For the most part, Aniston nicely underplays the role, which seems wise: with Olivia's habitual phone stalking and cosmetics-counter scamming and on-the-job shagging, just a slight switch in tone could have sent the whole film over-the-top. As it is, Olivia's given an unacceptably implausible end to her narrative arc, which, for a Holofcener film, is surprising. One of the things that makes this director's work so satisfying is that she refuses to insist that her characters become better people before we check out of their lives – we're simply made to understand that they had lives before we came in, and they'll go on without us. The narrative curve of a Nicole Holofcener film is never an arc so much as it is a gentle wave. For the most part, this genuinely life-like rythym pervades Friends as well as her early films; it's all the more unsatsifying, then, when Aniston's character is forced to grow and learn and change.

Friends with Money
already has US distribution – Sony Pictures Classics plans to drop it in limited release later this spring – so its Sundance bow is likely to attract the most attention Aniston's performance. It's a good one – certainly better than many would have expected – but Friends is full of good performances, and Aniston's surely doesn't deserve to be saluted in lieu of Keener's, or Jason Isaac's.

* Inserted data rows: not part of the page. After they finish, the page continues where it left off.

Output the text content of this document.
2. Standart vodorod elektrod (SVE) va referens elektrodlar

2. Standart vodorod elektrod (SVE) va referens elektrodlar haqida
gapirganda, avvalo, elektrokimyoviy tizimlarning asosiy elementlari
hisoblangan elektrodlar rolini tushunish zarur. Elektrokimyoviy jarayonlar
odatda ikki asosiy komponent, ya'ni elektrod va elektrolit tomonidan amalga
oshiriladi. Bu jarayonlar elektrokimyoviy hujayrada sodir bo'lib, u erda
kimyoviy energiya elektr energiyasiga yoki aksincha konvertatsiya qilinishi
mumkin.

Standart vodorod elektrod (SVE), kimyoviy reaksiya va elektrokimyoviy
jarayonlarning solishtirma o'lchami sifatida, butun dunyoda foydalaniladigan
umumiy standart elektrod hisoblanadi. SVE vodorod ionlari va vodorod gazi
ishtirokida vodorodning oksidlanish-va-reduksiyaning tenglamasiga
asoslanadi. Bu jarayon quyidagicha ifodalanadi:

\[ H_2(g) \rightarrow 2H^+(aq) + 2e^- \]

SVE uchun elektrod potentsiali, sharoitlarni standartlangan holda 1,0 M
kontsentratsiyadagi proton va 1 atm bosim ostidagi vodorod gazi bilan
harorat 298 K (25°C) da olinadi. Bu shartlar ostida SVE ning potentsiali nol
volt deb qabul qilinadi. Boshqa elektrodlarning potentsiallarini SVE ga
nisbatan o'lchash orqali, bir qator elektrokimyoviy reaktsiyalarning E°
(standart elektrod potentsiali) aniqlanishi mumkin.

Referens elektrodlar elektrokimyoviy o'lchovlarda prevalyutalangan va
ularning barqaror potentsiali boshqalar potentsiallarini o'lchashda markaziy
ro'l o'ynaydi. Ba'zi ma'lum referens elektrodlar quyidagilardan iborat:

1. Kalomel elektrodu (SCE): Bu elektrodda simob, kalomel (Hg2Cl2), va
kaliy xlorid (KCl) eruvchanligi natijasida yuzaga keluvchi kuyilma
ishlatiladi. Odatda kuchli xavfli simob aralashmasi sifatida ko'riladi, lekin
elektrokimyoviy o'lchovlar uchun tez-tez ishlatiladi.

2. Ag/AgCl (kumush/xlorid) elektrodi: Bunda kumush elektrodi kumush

Friends' real triumph is in its writing and direction, and though as a premiere it's not eligible for jury prizes at this festival, one hopes Holofcener will soon see the praise she deserves. It's hard to see Money as an indie, but there's no question that it's a quality film. Star power aside, Redford does, indeed, provide (ouch).


Others on Friends with Money: Kirk Honeycutt of the Hollywood Reporter thought it "a pitch-perfect ensemble comedy," while Variety's Todd McCarthy went for the ever-reliable food metaphor, calling it "an agreeable grazing menu of smart dialogue, wry observational humor and bright characterizations [that]...doesn't end up feeling like a full meal."